We are a campaign group for patients suffering from Familial Cold Autoinflammatory Syndrome Type 2 (FCAS2) and their families. We are based in Edinburgh, the capital city of Scotland. FCAS2 is caused by a mutation in the NLRP12 gene.
We also campaign for patients and families with rare autoinflammatory conditions and for people with rare diseases. We work with rare disease organisations in Scotland, the UK, Europe and the United States.
We are self-funded so that we can fight for the needs and aspirations of our community and will represent those as strongly and forcefully as possible.
We try to regularly attend the following Cross-Party Groups (CPG) in the Scottish Parliament and if you cannot attend, and would like something raised, please contact us or another member of the CPG.
Cross Party Group on Rare Diseases (currently being set up)
We have been campaigning for a number of months to have this CPG set up again during this parliamentary session which is now almost one year old.
To ensure equality of opportunity for carers in Scotland by liaising with carers’ organisations, lobbying the Scottish Government and promoting legislation on carers’ behalf; to promote awareness amongst Members of the Scottish Parliament of the needs of carers and former carers; to liaise with Members of both Houses at Westminster and the Welsh Assembly in order to share best practice; and to link with appropriate bodies, including carers organisations, on an international basis.
To ensure issues affecting children and young people are recognised and discussed throughout the working of the Scottish Parliament, in order to ensure that the needs and rights of children and young people are met throughout Scotland.
- To act as a channel of communication between the Scottish Parliament, disabled people and organisations working or supporting disabled people.
- To provide opportunities for Members of the Scottish Parliament to learn about needs of disabled people and the barriers individuals face excluding them from performing an active role within society.
- To increase awareness and raise the profile of rights for disabled people.

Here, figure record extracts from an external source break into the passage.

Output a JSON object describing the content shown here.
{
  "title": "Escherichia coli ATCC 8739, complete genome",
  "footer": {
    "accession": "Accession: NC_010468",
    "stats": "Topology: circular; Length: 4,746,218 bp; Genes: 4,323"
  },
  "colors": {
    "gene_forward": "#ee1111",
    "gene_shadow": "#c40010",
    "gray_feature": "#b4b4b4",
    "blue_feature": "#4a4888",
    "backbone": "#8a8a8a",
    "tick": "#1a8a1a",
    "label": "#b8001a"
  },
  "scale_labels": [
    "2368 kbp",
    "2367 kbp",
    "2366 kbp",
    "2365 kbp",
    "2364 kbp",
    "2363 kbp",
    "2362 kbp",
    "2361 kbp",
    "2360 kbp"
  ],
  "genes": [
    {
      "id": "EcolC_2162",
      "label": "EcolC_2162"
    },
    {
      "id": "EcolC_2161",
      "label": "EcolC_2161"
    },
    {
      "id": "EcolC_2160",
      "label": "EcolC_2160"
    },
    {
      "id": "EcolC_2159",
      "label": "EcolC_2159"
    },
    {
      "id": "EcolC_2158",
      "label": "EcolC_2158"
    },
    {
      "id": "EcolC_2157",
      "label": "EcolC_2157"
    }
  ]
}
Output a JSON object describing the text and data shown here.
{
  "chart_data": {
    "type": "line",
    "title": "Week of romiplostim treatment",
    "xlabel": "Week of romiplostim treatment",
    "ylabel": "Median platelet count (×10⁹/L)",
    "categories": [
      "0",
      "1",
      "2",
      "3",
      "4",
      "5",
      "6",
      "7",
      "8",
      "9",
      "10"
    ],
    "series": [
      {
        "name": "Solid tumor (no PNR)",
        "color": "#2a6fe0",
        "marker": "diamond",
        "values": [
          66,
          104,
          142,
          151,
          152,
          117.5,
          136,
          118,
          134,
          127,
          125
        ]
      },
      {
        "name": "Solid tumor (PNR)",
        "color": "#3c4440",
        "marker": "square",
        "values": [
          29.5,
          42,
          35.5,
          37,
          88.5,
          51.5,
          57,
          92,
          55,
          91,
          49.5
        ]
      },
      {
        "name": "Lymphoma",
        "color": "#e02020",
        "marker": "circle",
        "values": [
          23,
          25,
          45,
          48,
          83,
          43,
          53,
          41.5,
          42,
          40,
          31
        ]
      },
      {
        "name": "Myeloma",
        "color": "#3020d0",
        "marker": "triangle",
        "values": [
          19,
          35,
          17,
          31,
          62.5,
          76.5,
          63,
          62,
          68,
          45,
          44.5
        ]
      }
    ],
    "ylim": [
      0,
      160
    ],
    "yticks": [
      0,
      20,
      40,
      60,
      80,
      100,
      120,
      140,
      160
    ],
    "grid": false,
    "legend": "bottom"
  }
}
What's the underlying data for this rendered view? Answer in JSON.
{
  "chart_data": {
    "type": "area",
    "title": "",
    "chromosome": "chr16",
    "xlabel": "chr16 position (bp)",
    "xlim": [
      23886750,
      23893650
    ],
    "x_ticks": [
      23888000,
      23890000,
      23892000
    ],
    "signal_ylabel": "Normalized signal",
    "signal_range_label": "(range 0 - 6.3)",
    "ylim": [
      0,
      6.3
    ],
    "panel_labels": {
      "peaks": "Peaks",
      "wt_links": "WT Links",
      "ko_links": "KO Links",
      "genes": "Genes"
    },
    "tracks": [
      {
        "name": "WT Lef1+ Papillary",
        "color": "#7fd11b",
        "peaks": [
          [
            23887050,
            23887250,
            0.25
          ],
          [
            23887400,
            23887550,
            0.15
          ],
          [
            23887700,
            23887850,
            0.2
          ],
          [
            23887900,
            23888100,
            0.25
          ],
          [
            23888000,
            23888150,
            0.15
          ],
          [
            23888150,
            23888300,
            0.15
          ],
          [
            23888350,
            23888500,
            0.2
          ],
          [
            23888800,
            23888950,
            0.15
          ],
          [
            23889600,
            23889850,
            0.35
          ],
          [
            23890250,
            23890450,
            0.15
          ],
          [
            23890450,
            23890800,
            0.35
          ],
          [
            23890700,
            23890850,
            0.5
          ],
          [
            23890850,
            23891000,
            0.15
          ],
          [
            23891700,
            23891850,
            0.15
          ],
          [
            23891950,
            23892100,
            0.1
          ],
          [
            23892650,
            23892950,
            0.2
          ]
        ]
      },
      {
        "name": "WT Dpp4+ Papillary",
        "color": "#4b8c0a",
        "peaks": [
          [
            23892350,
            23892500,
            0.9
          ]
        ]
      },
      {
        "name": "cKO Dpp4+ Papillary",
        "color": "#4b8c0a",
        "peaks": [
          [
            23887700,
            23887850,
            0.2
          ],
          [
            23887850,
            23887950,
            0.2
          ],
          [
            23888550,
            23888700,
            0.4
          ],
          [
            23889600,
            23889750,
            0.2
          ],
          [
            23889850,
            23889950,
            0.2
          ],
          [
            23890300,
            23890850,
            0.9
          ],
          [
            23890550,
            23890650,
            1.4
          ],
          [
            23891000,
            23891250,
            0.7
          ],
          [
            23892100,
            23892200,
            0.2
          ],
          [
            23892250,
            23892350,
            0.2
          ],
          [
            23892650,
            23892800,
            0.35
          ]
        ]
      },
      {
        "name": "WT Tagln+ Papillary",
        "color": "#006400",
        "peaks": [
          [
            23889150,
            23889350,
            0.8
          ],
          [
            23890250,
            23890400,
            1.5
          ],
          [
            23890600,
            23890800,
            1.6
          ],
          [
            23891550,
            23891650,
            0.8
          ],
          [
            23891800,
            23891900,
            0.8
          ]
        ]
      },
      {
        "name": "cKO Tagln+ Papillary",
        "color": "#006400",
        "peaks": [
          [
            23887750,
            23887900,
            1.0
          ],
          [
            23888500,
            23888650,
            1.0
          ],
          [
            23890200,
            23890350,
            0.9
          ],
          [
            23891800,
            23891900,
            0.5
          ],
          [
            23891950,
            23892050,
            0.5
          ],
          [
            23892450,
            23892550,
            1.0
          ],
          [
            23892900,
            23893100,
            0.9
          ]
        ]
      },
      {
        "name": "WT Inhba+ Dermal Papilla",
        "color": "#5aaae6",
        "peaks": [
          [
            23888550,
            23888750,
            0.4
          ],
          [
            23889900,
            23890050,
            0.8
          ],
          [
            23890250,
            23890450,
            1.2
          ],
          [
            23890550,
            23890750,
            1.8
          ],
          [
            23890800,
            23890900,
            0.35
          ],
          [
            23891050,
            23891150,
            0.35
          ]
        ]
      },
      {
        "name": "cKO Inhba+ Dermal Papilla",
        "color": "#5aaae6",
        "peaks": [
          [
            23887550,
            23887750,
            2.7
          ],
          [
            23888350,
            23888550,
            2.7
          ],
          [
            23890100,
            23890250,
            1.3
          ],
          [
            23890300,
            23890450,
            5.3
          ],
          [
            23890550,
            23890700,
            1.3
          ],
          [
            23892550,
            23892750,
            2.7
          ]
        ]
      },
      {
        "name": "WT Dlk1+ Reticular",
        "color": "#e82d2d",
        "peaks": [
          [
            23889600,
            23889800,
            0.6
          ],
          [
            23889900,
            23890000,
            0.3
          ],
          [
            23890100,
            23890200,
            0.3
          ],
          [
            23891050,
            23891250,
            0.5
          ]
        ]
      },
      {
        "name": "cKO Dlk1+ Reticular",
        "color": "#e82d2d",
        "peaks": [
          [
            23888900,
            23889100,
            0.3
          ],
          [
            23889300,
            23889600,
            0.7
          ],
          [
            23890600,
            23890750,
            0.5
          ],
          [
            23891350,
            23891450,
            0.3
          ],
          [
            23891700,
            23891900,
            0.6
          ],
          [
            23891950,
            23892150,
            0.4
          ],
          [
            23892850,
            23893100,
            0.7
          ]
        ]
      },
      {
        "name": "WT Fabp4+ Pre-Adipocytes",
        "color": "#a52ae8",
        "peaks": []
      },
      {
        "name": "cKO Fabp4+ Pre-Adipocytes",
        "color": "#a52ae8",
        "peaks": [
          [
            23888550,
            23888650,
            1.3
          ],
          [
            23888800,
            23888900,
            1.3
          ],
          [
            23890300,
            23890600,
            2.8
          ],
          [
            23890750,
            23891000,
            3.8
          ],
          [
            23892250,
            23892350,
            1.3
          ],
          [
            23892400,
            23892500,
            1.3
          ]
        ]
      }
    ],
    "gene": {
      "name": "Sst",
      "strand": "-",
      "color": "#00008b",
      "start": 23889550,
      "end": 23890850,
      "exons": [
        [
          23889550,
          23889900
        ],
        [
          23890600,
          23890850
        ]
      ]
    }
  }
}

- To put disability on the agenda of the Scottish Parliament.
HOW CAN THINGS CHANGE?
- By implementing a comprehensive approach to rare diseases;
- By developing appropriate public health policies;
- By increasing international cooperation in scientific research;
- By gaining and sharing scientific knowledge about all rare diseases, not only the most “frequent” ones;
- By developing new diagnostic and therapeutic procedures;
- By raising public awareness;
- By facilitating the networking of patient groups to share their experience and best practices;
- By supporting the most isolated patients and their parents to create new patient communities or patient groups;
- By providing comprehensive quality information to the rare disease community;
- By empowering those affected by rare diseases;
- By identifying and preventing rare diseases;
- By increasing diagnosis and early intervention;
- By co-ordination of care between health and social services;
- By embracing the role of research.